In Kombination mit ihrer Nullzins-Politik flutet die EZB die Märkte also mit frischem Geld. Doch wo bleibt dieses Geld? Der arbeitende und nicht vermögende Teil der Bevölkerung bekommt davon sehr wenig zu sehen. Im Gegenteil: Ein beträchtlicher Teil der EU-Bürger sind armutsgefährdet und leidet unter Wohnungsnot (17 Prozent). Auch gut ausgebildete Menschen und Familien haben Schwierigkeiten finanzierbaren Wohnraum zu finden. Zudem geben der zunehmende Nationalismus, Menschen- und EU-Feindlichkeit einen Einblick in die allgemeine Stimmungslage und Zuversicht der europäischen Bevölkerung.
Das Geld landet leider weder im Konsum, noch in Investitionen. Es fließt quasi an der Realwirtschaft vorbei und landet stattdessen in den Aktienmärkten, in Immobilien und in Staatsanleihen. Auch wenn dieses System ökonomisch betrachtet funktionieren mag, so produziert es immer noch horrende Ungleichheit, mit all ihren sozialen und politischen Folgeerscheinungen.

Globale Schulden: Real- vs. Finanzkapitalismus

Stefan Schulmeister ist einer der wenigen Ökonomen, die sich mit eben dieser Frage beschäftigen: Wie lässt sich das Geld von den Finanzmärkten in die reale Wirtschaft umlenken? Er unterscheidet dabei grundsätzlich zwischen zwei Spielanordnungen unseres Wirtschaftssystems: dem Realkapitalismus, der das Kapital in produktive, Wert schaffende Aktivitäten lenkt und dabei Arbeitsplätze und Wohlstand auf breiter Basis schafft, und dem Finanzkapitalismus, der lediglich Vermögen durch Bewertungsdifferenzen von Zinssätzen, Währungskursen, Rohstoff- und Immobilienpreisen erzeugt und sich durch die „Benutzungsgebühren bestehender Vermögen vermehrt“. Letzterer dominiert heute die globale Wirtschaft und dämpft damit die Produktion und erzeugt Arbeitslosigkeit, Staatsverschuldung und Ungleichheit.
Die Hauptursache liegt Schulmeister zufolge darin, dass die Renditen auf den Finanzmärkten höher sind als jene, die durch klassisches Unternehmertum zu erwarten sind.
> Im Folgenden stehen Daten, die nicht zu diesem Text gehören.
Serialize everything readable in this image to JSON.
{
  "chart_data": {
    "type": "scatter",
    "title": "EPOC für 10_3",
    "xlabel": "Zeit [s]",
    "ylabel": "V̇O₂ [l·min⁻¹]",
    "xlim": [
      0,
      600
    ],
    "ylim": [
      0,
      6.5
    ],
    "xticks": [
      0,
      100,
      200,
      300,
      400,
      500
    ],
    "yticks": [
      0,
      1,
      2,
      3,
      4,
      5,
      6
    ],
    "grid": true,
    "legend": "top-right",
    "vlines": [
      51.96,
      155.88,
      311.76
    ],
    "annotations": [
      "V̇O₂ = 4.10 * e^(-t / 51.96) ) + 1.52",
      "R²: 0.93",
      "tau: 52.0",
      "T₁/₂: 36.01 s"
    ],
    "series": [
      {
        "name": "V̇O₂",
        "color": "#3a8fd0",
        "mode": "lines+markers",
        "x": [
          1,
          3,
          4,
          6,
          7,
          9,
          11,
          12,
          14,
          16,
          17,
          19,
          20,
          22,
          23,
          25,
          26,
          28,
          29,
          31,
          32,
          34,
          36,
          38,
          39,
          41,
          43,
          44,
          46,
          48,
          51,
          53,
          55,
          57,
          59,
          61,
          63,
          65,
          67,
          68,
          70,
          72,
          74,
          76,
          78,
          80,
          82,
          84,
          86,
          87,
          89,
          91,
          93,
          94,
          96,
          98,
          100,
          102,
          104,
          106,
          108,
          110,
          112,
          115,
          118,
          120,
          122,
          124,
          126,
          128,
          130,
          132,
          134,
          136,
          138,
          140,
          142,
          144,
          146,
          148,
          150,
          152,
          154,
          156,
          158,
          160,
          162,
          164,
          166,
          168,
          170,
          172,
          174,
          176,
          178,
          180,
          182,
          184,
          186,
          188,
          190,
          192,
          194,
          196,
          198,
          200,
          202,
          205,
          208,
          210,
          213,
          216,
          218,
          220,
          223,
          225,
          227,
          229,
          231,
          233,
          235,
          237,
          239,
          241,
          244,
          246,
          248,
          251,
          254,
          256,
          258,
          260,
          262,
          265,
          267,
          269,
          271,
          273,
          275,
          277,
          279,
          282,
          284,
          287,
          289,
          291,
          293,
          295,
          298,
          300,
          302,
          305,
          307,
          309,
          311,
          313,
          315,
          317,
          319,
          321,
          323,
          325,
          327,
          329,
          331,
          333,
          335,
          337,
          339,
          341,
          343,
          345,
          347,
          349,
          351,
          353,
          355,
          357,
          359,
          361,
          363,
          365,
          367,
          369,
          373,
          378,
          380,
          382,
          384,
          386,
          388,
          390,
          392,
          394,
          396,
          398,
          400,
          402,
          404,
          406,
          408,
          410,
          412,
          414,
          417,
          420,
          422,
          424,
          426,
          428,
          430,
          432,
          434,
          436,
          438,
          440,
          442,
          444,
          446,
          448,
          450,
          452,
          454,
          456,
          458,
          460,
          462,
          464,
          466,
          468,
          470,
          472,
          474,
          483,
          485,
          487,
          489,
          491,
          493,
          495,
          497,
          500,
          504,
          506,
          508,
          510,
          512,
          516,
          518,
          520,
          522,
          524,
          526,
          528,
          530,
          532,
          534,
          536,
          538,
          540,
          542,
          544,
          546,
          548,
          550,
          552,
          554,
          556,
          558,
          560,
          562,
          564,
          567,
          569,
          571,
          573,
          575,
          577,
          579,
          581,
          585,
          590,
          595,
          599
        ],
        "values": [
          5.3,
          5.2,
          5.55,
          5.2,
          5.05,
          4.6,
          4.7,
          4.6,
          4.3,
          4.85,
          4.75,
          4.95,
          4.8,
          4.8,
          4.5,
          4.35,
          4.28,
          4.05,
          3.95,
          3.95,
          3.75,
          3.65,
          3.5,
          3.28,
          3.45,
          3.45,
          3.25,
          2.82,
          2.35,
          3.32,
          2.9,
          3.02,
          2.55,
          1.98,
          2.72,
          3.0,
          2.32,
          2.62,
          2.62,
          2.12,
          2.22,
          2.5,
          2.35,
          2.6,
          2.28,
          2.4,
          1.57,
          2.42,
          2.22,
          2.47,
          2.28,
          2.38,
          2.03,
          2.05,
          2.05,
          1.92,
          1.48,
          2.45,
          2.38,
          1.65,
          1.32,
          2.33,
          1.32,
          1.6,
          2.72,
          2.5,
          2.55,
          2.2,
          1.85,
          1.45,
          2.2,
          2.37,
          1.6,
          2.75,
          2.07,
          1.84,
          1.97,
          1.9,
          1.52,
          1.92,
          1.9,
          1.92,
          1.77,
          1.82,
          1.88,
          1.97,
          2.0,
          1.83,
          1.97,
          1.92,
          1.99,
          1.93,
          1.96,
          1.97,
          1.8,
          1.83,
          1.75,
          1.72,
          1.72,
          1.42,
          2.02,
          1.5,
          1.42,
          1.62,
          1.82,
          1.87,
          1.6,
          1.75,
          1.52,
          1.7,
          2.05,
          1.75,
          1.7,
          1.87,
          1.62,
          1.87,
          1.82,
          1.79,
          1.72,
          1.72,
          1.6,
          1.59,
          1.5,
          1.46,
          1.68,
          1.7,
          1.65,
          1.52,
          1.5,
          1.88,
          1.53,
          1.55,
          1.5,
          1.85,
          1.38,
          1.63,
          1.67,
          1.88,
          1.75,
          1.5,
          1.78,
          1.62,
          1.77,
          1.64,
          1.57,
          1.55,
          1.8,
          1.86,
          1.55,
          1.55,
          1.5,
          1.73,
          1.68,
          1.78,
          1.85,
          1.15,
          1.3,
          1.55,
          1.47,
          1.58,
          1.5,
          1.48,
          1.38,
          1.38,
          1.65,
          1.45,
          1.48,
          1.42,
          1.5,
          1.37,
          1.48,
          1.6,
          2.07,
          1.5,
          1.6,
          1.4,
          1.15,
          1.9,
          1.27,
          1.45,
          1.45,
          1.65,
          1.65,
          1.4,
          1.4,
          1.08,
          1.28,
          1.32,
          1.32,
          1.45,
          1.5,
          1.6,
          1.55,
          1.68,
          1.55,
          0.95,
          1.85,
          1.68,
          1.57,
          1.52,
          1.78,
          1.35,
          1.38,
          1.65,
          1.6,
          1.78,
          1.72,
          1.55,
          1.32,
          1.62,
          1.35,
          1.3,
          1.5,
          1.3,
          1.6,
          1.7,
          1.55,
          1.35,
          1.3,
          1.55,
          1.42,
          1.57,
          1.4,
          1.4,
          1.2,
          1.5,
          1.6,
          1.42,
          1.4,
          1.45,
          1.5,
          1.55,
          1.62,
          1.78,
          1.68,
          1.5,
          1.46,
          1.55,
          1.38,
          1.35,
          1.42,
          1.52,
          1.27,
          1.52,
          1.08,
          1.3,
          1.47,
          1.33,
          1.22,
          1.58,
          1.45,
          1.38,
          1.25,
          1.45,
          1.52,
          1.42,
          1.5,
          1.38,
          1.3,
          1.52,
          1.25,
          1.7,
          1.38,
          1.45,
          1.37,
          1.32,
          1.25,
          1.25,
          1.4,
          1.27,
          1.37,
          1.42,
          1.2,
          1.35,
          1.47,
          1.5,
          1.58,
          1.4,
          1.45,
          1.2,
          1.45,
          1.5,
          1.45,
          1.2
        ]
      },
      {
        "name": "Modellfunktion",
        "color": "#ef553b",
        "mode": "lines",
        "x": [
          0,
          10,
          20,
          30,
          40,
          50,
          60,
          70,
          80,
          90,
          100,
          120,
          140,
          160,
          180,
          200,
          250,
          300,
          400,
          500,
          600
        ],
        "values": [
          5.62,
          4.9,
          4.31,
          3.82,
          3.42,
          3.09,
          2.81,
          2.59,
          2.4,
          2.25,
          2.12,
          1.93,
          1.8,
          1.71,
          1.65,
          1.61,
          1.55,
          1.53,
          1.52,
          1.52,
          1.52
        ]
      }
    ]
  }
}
Mit anderen Worten: Die Vermögenden werden durch Finanzspekulation viel schneller viel reicher als durch klassisches Unternehmertum.

Ein wesentliches Instrument, um dieser Entwicklung entgegenzuwirken, wäre die Einführung einer Finanztransaktionssteuer, die das Profitstreben von kurzfristigen Finanztransaktionen zu langfristig orientierten Aktivitäten auf den Gütermärkten lenkt. Ebenso empfiehlt Schulmeister zur Finanzierung von Staaten die Gründung eines Europäischen Währungsfonds. Seine Anleihen sollten nicht handelbar sein und würden Finanzalchemisten die Möglichkeit nehmen auf Änderungen von Zinsdifferenzen zwischen Währungen oder den Bankrott einzelner Staaten zu spekulieren. Für seine Kollegen lautet die Empfehlung eine Umorientierung von einer neoliberalen ‚Marktreligiosität‘ zurück zur Aufklärung und Anteilnahme an den realen materiellen Bedingungen der Menschen.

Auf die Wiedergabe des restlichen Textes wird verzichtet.